Sunday, December 20, 2009, my husband and I were floored to see that the Oregonian wants to bring down benefits for all by ridiculing the area transit authority. In their front page article, the Oregonian lambasted union employees for sucking the system dry when the glorious management just wants to tidy up the bottom line. My husband and I dutifully wrote our letters responding to the article.
Instead of being proud of having a local employer giving benefits the entire country should have, the Oregonian has chosen to throw TriMet employees under the bus, which ultimately will hurt the entire metro area.
As a TriMet employee, I assure you that I work hard for the money and the benefits. TriMet is a job that will take a hard toll on your body and the benefits we receive are greatly needed.

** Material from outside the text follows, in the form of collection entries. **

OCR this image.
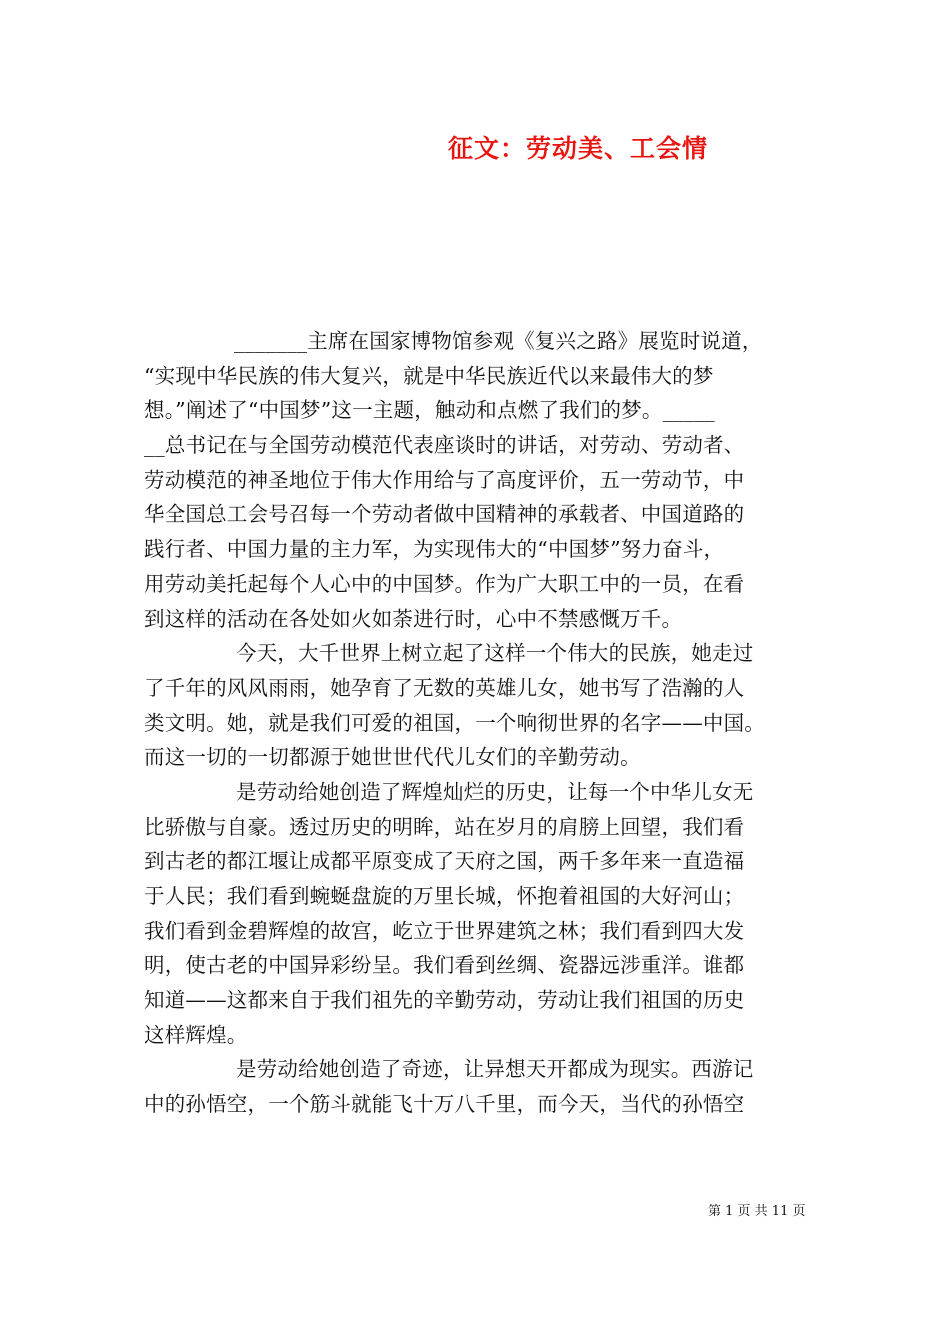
征文：劳动美、工会情
_______主席在国家博物馆参观《复兴之路》展览时说道，
“实现中华民族的伟大复兴，就是中华民族近代以来最伟大的梦
想。”阐述了“中国梦”这一主题，触动和点燃了我们的梦。_____
__总书记在与全国劳动模范代表座谈时的讲话，对劳动、劳动者、
劳动模范的神圣地位于伟大作用给与了高度评价，五一劳动节，中
华全国总工会号召每一个劳动者做中国精神的承载者、中国道路的
践行者、中国力量的主力军，为实现伟大的“中国梦”努力奋斗，
用劳动美托起每个人心中的中国梦。作为广大职工中的一员，在看
到这样的活动在各处如火如荼进行时，心中不禁感慨万千。
今天，大千世界上树立起了这样一个伟大的民族，她走过
了千年的风风雨雨，她孕育了无数的英雄儿女，她书写了浩瀚的人
类文明。她，就是我们可爱的祖国，一个响彻世界的名字——中国。
而这一切的一切都源于她世世代代儿女们的辛勤劳动。
是劳动给她创造了辉煌灿烂的历史，让每一个中华儿女无
比骄傲与自豪。透过历史的明眸，站在岁月的肩膀上回望，我们看
到古老的都江堰让成都平原变成了天府之国，两千多年来一直造福
于人民；我们看到蜿蜒盘旋的万里长城，怀抱着祖国的大好河山；
我们看到金碧辉煌的故宫，屹立于世界建筑之林；我们看到四大发
明，使古老的中国异彩纷呈。我们看到丝绸、瓷器远涉重洋。谁都
知道——这都来自于我们祖先的辛勤劳动，劳动让我们祖国的历史
这样辉煌。
是劳动给她创造了奇迹，让异想天开都成为现实。西游记
中的孙悟空，一个筋斗就能飞十万八千里，而今天，当代的孙悟空
第 1 页 共 11 页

With my TriMet salary, my family & I live very modestly, and we still can’t even afford to own a small house. To add insult to injury, if we have to pay much more for health care, we won’t even be able to afford to live in our current home.
Not being able to buy a house, pay off school loans, or afford to eat out at local restaurants more than once a month is the price our family of three pays for not having premiums and deductibles for in-network providers.
Yes, our co-pay is $5 for doctor visits, but we pay more for eye care, and we can barely afford dental care. The benefits are good, but that’s just compensation for only making 64% of the median family income – yes, that’s less than $40,000 a year.
The Oregonian would do better reporting on how TriMet management wants to cut ALL benefits. Management always sacrifices hard working union employees who keep the agency running smoothly instead of their own 6-figure salaries, like Steve Banta, who is leaving for a likely better paying job in Phoenix.
They printed neither, nor have they printed any letter from any union member. There are more than 2,600 union employees, some who are known to be vocal. Were 10% of the opinions represented (26 letters)? No. One lonely letter by a gentlemen from Lake Oswego trumpeted our thoughts. That tiny letter was preceded by a loud editorial by the Oregonian editorial board. So, one voice (Mr. Lake Oswego) in a sea of so many (TriMet management & the Oregonian) is hardly a loud cry. My claim? The Oregonian is slanting the news with the views they want shown. They are only concerned with what every news agency seems to default to: if it Bleeds it Leads. Leaving more than 2,600 union employees and their families out in the cold certainly bleeds.